Entrusted to call the defense, Wagner started 15 games as a rookie and racked up 140 tackles (nine for loss), two sacks, three interceptions, and two passes defended. He followed up with another outstanding campaign that resulted in the Seahawks winning their first Super Bowl title in franchise history.

Although Wagner failed to earn individual recognition for his terrific first two years, he has more than made up for it. Seattle’s top defender has earned Pro Bowl honors in each of the last six seasons. Wagner has also earned five first-team All-Pro selections, just two fewer than Hall of Fame linebacker Ray Lewis.

Widely viewed as the best overall linebacker in the NFL, Bobby Wagner has been paid well for his services. In fact, he displayed some of his own business savvy last summer when he went to the negotiating table with the Seahawks.

The Seahawks star negotiated his own record-setting contract

Typically, pass-rushing linebackers break the bank much more than inside linebackers. Yet, that hasn’t stopped Bobby Wagner from scoring massive paydays. His value both on and off the field resulted in the Seahawks investing significant financial resources to keep him around.

In 2015, the Seahawks signed their defensive star to a four-year, $43 million extension. The deal included nearly $20 million guaranteed and an $8 million signing bonus. That represented a massive raise for the former second-round pick. Wagner’s rookie deal totaled just $4.3 million.

The perennial All-Pro earned every penny of that extension. So when it came time to negotiate another extension last July, Wagner took an interesting route. While most NFL players rely on an agent to negotiate their contract, the NFL 2010s All-Decade Team member took care of business himself.

Negotiating on his own behalf, Wagner inked a three-year, $54 million deal. His three-year extension included a whopping $40.2 million guaranteed, including a $15 million signing bonus.

Armed with a record-setting contract, Bobby Wagner didn’t waste his fortune on frivolous expenses as other NFL stars have in the past.

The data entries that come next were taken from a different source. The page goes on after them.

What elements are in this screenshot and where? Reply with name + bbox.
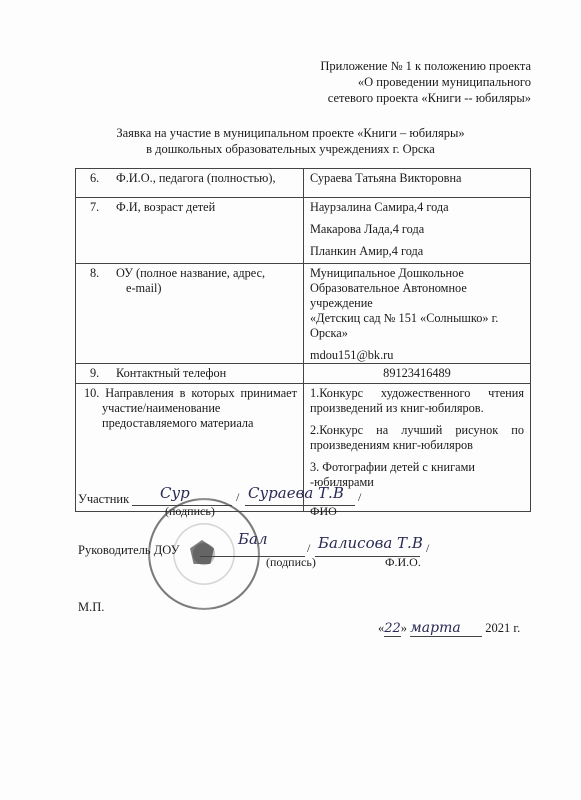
table-row: 8.ОУ (полное название, адрес, e-mail) Му… [76,264,531,364]
row-label-cell: 9.Контактный телефон [76,364,304,384]
participant-label: Участник [78,492,129,507]
row-number: 10. [84,386,99,400]
row-label-cont: предоставляемого материала [82,416,297,431]
table-row: 6.Ф.И.О., педагога (полностью), Сураева … [76,169,531,198]
direction-item: 2.Конкурс на лучший рисунок по [310,423,524,438]
separator: / [426,541,429,556]
head-name-handwritten: Балисова Т.В [318,534,423,552]
direction-item-cont: произведениям книг-юбиляров [310,438,524,453]
row-label-cell: 7.Ф.И, возраст детей [76,198,304,264]
separator: / [307,541,310,556]
date-month: марта [410,620,482,637]
row-label: Ф.И, возраст детей [116,200,215,214]
seal-place-label: М.П. [78,600,104,615]
participant-signature: Сур [160,484,190,502]
row-label: Контактный телефон [116,366,226,380]
annex-header: Приложение № 1 к положению проекта «О пр… [320,58,531,106]
row-number: 9. [82,366,116,381]
date-year: 2021 г. [485,621,520,635]
application-form-table: 6.Ф.И.О., педагога (полностью), Сураева … [75,168,531,512]
org-email: mdou151@bk.ru [310,348,524,363]
contact-phone: 89123416489 [310,366,524,381]
direction-item-cont: произведений из книг-юбиляров. [310,401,524,416]
child-entry: Макарова Лада,4 года [310,222,524,237]
org-name-line: Муниципальное Дошкольное [310,266,524,281]
document-title: Заявка на участие в муниципальном проект… [0,125,581,157]
row-value-cell: Сураева Татьяна Викторовна [304,169,531,198]
title-line-1: Заявка на участие в муниципальном проект… [0,125,581,141]
row-label-cell: 8.ОУ (полное название, адрес, e-mail) [76,264,304,364]
org-name-line: «Детскиц сад № 151 «Солнышко» г. Орска» [310,311,524,341]
row-label: ОУ (полное название, адрес, [116,266,265,280]
annex-line-3: сетевого проекта «Книги -- юбиляры» [320,90,531,106]
head-signature-caption: (подпись) [266,555,316,570]
annex-line-1: Приложение № 1 к положению проекта [320,58,531,74]
head-signature: Бал [238,530,268,548]
direction-item: 1.Конкурс художественного чтения [310,386,524,401]
row-label: Ф.И.О., педагога (полностью), [116,171,276,185]
date: «22» марта 2021 г. [378,620,520,637]
row-number: 6. [82,171,116,186]
row-number: 8. [82,266,116,281]
separator: / [358,490,361,505]
row-label: Направления в которых принимает [105,386,297,400]
separator: / [236,490,239,505]
org-name-line: Образовательное Автономное учреждение [310,281,524,311]
child-entry: Наурзалина Самира,4 года [310,200,524,215]
child-entry: Планкин Амир,4 года [310,244,524,259]
table-row: 9.Контактный телефон 89123416489 [76,364,531,384]
head-label: Руководитель ДОУ [78,543,179,558]
annex-line-2: «О проведении муниципального [320,74,531,90]
title-line-2: в дошкольных образовательных учреждениях… [0,141,581,157]
table-row: 7.Ф.И, возраст детей Наурзалина Самира,4… [76,198,531,264]
row-value-cell: 89123416489 [304,364,531,384]
row-value-cell: Муниципальное Дошкольное Образовательное… [304,264,531,364]
row-label-cell: 6.Ф.И.О., педагога (полностью), [76,169,304,198]
row-label-cont: участие/наименование [82,401,297,416]
participant-name-handwritten: Сураева Т.В [248,484,344,502]
row-value-cell: Наурзалина Самира,4 года Макарова Лада,4… [304,198,531,264]
row-number: 7. [82,200,116,215]
fio-caption: ФИО [310,504,337,519]
head-fio-caption: Ф.И.О. [385,555,421,570]
row-label-cont: e-mail) [82,281,297,296]
date-day: 22 [384,621,401,637]
participant-name-line [245,504,355,506]
teacher-name: Сураева Татьяна Викторовна [310,171,524,186]
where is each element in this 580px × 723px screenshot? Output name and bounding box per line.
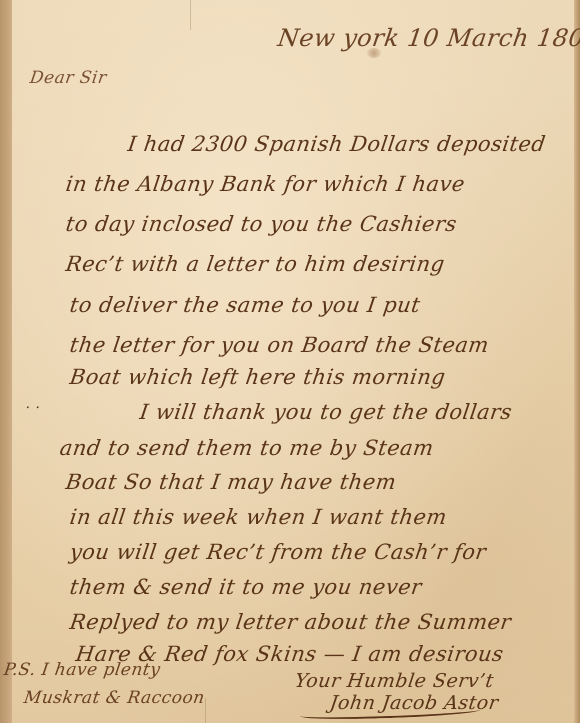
body-line: Rec’t with a letter to him desiring <box>64 252 446 276</box>
postscript-line: P.S. I have plenty <box>3 660 162 680</box>
body-line: I had 2300 Spanish Dollars deposited <box>126 132 547 156</box>
body-line: and to send them to me by Steam <box>58 436 435 460</box>
body-line: the letter for you on Board the Steam <box>68 333 490 357</box>
body-line: you will get Rec’t from the Cash’r for <box>68 540 487 564</box>
salutation: Dear Sir <box>29 68 108 88</box>
frame-edge-right <box>574 0 580 723</box>
body-line: to day inclosed to you the Cashiers <box>64 212 458 236</box>
body-line: them & send it to me you never <box>68 575 423 599</box>
body-line: in the Albany Bank for which I have <box>64 172 466 196</box>
postscript-line: Muskrat & Raccoon <box>23 688 207 708</box>
margin-mark: . . <box>25 396 42 412</box>
body-line: Replyed to my letter about the Summer <box>68 610 513 634</box>
body-line: Boat which left here this morning <box>68 365 447 389</box>
paper-fold-top <box>190 0 191 30</box>
dateline: New york 10 March 1806 <box>276 24 580 52</box>
body-line: to deliver the same to you I put <box>68 293 422 317</box>
body-line: in all this week when I want them <box>68 505 448 529</box>
paper-fold-bottom <box>205 698 206 723</box>
body-line: I will thank you to get the dollars <box>138 400 513 424</box>
closing: Your Humble Serv’t <box>293 670 495 692</box>
body-line: Boat So that I may have them <box>64 470 398 494</box>
frame-edge-left <box>0 0 12 723</box>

Wagner joins forces with former Amazon and Microsoft executives

Countless athletes have utilized their fortunes to delve into the business world. Former Atlanta Falcons running back Warrick Dunn utilized his $36 million career earnings to purchase part of his former team. Tom Brady has carved out his niche in the health and fitness industry with his TB12 brand.

Other athletes like LeBron James and Kevin Durant have invested in pro soccer franchises. And of course, Michael Jordan became a billionaire with savvy business investments and endorsement deals.

Bobby Wagner has taken a different route in the business world. According to ESPN, the Seahawks linebacker recently founded Fuse Venture Partners. He will be working alongside former Microsoft executive John Connors and former Amazon executive Satbir Khanuja.

The firm is in the early stages of venture capital fund investing out of Seattle. As a Los Angeles native, Wagner gets inspiration from Magic Johnson, who has reportedly built a $1 billion business empire.

“If I can get to where that level’s at — or when I get to that level — and we start investing in things together, that would be amazing,” Wagner told ESPN in a phone interview this week.

Wagner also looks forward to setting an example for young Black entrepreneurs. Plus, his self-negotiated contract could open other players’ eyes to the benefits of learning more about the contractual process.

“If I can be a better businessman than I am a football player, that would be pretty successful, because the bar is set pretty high,” Wagner said. “I just want to be someone that a football player can look at and say this guy dominated on the field and was able to transition and do just as well. I feel we need more of that.”